Why? Because the very purpose and intent of these emergency laws is to avoid pressuring a tenant to close shop or pay now. It is, therefore, implied that the obligation to pay rent has been modified by the city and county to be frozen for the time being. Therefore, any suit for breach of lease is almost certainly premature and would give rise to affirmative defenses that the court (and certainly a jury) would be strongly sympathetic to; not to mention that it may and likely will also give rise to affirmative claims against the landlord for violating the provisions of the City Ordinance.
Riddle me this: What is a landlord to do?
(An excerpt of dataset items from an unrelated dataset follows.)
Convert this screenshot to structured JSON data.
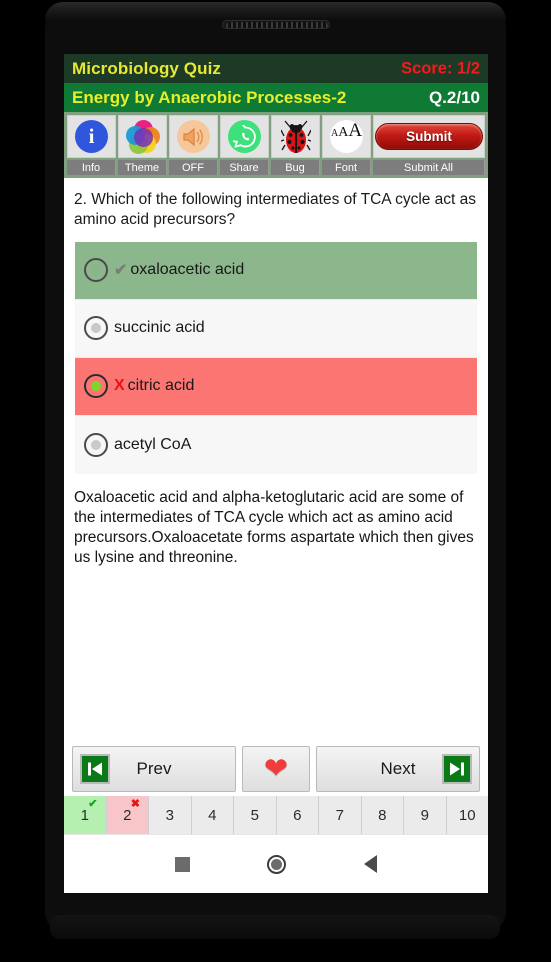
{
  "app": {
    "title": "Microbiology Quiz",
    "score_label": "Score: 1/2",
    "topic": "Energy by Anaerobic Processes-2",
    "question_counter": "Q.2/10"
  },
  "toolbar": {
    "items": [
      {
        "icon": "info-icon",
        "label": "Info"
      },
      {
        "icon": "theme-icon",
        "label": "Theme"
      },
      {
        "icon": "sound-off-icon",
        "label": "OFF"
      },
      {
        "icon": "share-icon",
        "label": "Share"
      },
      {
        "icon": "bug-icon",
        "label": "Bug"
      },
      {
        "icon": "font-size-icon",
        "label": "Font"
      }
    ],
    "submit_button": "Submit",
    "submit_all_label": "Submit All"
  },
  "question": {
    "text": "2. Which of the following intermediates of TCA cycle act as amino acid precursors?",
    "options": [
      {
        "label": "oxaloacetic acid",
        "state": "correct",
        "mark": "✔",
        "selected": false
      },
      {
        "label": "succinic acid",
        "state": "neutral",
        "mark": "",
        "selected": false
      },
      {
        "label": "citric acid",
        "state": "wrong",
        "mark": "X",
        "selected": true
      },
      {
        "label": "acetyl CoA",
        "state": "neutral",
        "mark": "",
        "selected": false
      }
    ],
    "explanation": "Oxaloacetic acid and alpha-ketoglutaric acid are some of the intermediates of TCA cycle which act as amino acid precursors.Oxaloacetate forms aspartate which then gives us lysine and threonine."
  },
  "nav": {
    "prev_label": "Prev",
    "next_label": "Next",
    "favorite_icon": "heart-icon",
    "first_icon": "skip-to-start-icon",
    "last_icon": "skip-to-end-icon"
  },
  "pager": {
    "pages": [
      {
        "number": "1",
        "state": "ok",
        "badge": "✔"
      },
      {
        "number": "2",
        "state": "bad",
        "badge": "✖"
      },
      {
        "number": "3",
        "state": "neutral",
        "badge": ""
      },
      {
        "number": "4",
        "state": "neutral",
        "badge": ""
      },
      {
        "number": "5",
        "state": "neutral",
        "badge": ""
      },
      {
        "number": "6",
        "state": "neutral",
        "badge": ""
      },
      {
        "number": "7",
        "state": "neutral",
        "badge": ""
      },
      {
        "number": "8",
        "state": "neutral",
        "badge": ""
      },
      {
        "number": "9",
        "state": "neutral",
        "badge": ""
      },
      {
        "number": "10",
        "state": "neutral",
        "badge": ""
      }
    ]
  },
  "system_nav": {
    "recent_icon": "recent-apps-icon",
    "home_icon": "home-icon",
    "back_icon": "back-icon"
  },
  "colors": {
    "header_bg": "#1d3a26",
    "subheader_bg": "#0f7a34",
    "title_text": "#e8e830",
    "score_text": "#f31b1b",
    "correct_option": "#8cb68c",
    "wrong_option": "#fb7572",
    "submit_red": "#c21a15"
  }
}
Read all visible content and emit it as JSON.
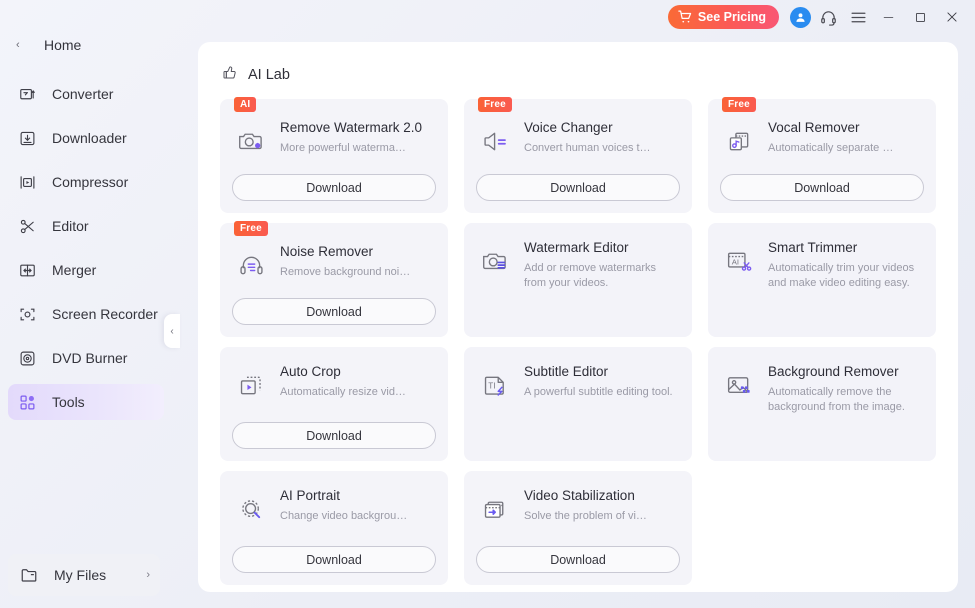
{
  "titlebar": {
    "pricing_label": "See Pricing",
    "cart_icon": "cart-icon",
    "avatar_icon": "user-avatar-icon",
    "support_icon": "headset-icon",
    "menu_icon": "hamburger-menu-icon",
    "minimize_label": "–",
    "maximize_label": "▭",
    "close_label": "✕"
  },
  "sidebar": {
    "home": {
      "label": "Home",
      "chevron": "‹"
    },
    "items": [
      {
        "label": "Converter",
        "icon": "converter-icon"
      },
      {
        "label": "Downloader",
        "icon": "downloader-icon"
      },
      {
        "label": "Compressor",
        "icon": "compressor-icon"
      },
      {
        "label": "Editor",
        "icon": "scissors-icon"
      },
      {
        "label": "Merger",
        "icon": "merger-icon"
      },
      {
        "label": "Screen Recorder",
        "icon": "screen-recorder-icon"
      },
      {
        "label": "DVD Burner",
        "icon": "dvd-burner-icon"
      },
      {
        "label": "Tools",
        "icon": "tools-icon",
        "active": true
      }
    ],
    "collapse": {
      "label": "‹"
    },
    "my_files": {
      "label": "My Files",
      "icon": "folder-icon",
      "arrow": "›"
    }
  },
  "main": {
    "section_title": "AI Lab",
    "section_icon": "thumbs-up-icon",
    "download_label": "Download",
    "cards": [
      {
        "name": "Remove Watermark 2.0",
        "desc": "More powerful waterma…",
        "badge": "AI",
        "icon": "camera-watermark-icon",
        "download": true,
        "multiline": false
      },
      {
        "name": "Voice Changer",
        "desc": "Convert human voices t…",
        "badge": "Free",
        "icon": "speaker-icon",
        "download": true,
        "multiline": false
      },
      {
        "name": "Vocal Remover",
        "desc": "Automatically separate …",
        "badge": "Free",
        "icon": "vocal-remover-icon",
        "download": true,
        "multiline": false
      },
      {
        "name": "Noise Remover",
        "desc": "Remove background noi…",
        "badge": "Free",
        "icon": "headphones-icon",
        "download": true,
        "multiline": false
      },
      {
        "name": "Watermark Editor",
        "desc": "Add or remove watermarks from your videos.",
        "badge": "",
        "icon": "camera-watermark-icon",
        "download": false,
        "multiline": true
      },
      {
        "name": "Smart Trimmer",
        "desc": "Automatically trim your videos and make video editing easy.",
        "badge": "",
        "icon": "smart-trimmer-icon",
        "download": false,
        "multiline": true
      },
      {
        "name": "Auto Crop",
        "desc": "Automatically resize vid…",
        "badge": "",
        "icon": "auto-crop-icon",
        "download": true,
        "multiline": false
      },
      {
        "name": "Subtitle Editor",
        "desc": "A powerful subtitle editing tool.",
        "badge": "",
        "icon": "subtitle-icon",
        "download": false,
        "multiline": true
      },
      {
        "name": "Background Remover",
        "desc": "Automatically remove the background from the image.",
        "badge": "",
        "icon": "background-remover-icon",
        "download": false,
        "multiline": true
      },
      {
        "name": "AI  Portrait",
        "desc": "Change video backgrou…",
        "badge": "",
        "icon": "ai-portrait-icon",
        "download": true,
        "multiline": false
      },
      {
        "name": "Video Stabilization",
        "desc": "Solve the problem of vi…",
        "badge": "",
        "icon": "video-stabilization-icon",
        "download": true,
        "multiline": false
      }
    ]
  },
  "colors": {
    "accent_orange": "#fa5a50",
    "accent_purple": "#7c5cf0",
    "avatar_blue": "#2a8cf0",
    "panel_bg": "#ffffff",
    "card_bg": "#f4f4f9",
    "app_bg": "#eceef6"
  }
}
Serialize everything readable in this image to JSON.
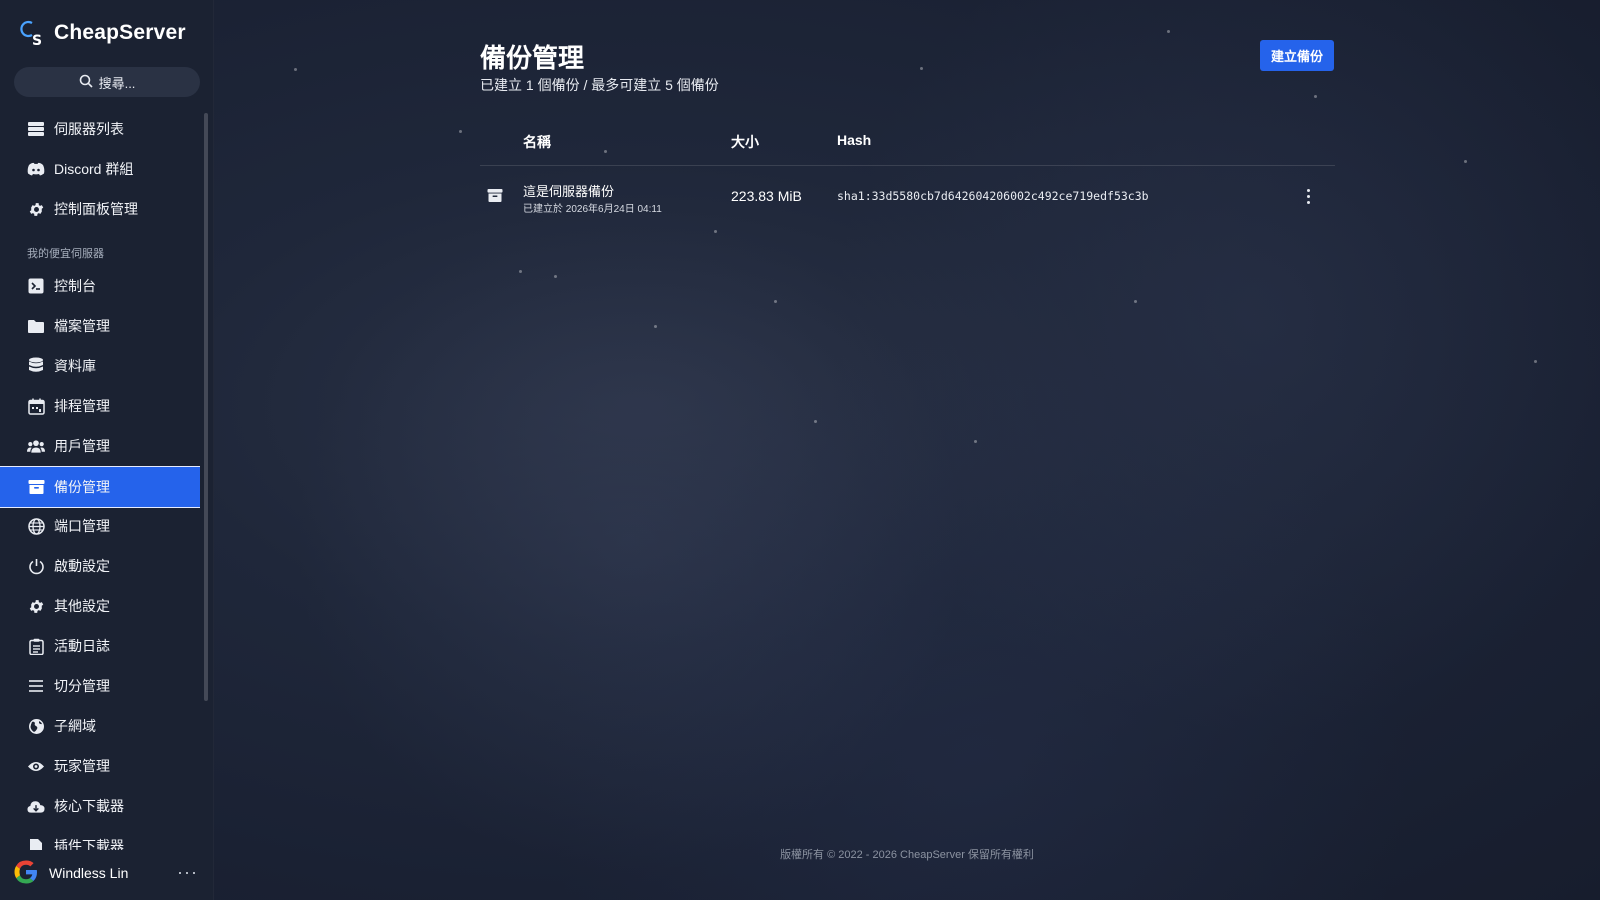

Undoubtedly you have heard the saying that a good lawyer is worth his or her weight in gold. That adage has never been more appropriate than it is in this set of circumstances. You see, the emergency laws prohibit eviction for failure to pay rent (and also for other reasons not particularly relevant to this article). They do not, however, prohibit a landlord from holding a tenant's feet to the fire on other, non-payment related obligations under the lease; nor do they prohibit the landlord from doing the same vis-a-vis any lease guarantor. The following is a list of things I believe every commercial landlord in the City of Los Angeles who is currently carrying any substantial unpaid COVID-19 deferred rent should do to protect his interests.
First, get prepared. Sooner or later you will need to deal with this issue and unless you are planning on getting bullied into rent forgiveness or substantial rental concessions, you are extremely likely to need a competent, qualified and experienced real estate litigation attorney on your team. Preferably, someone with a strong working knowledge of creditor rights work and fraudulent transfers (now referred to a voidable transfers). The sooner you retain your preferred counselor at law, the better off you will be when the hammer finally drops.
Second, get prepared (again). Landlords are wise to work with their attorneys to review all existing commercial leases and lease guaranties with a fine tooth comb. Understanding all lease-related obligations is absolutely critical. A good, detail oriented attorney can invaluably assist in this endeavor. More on this below.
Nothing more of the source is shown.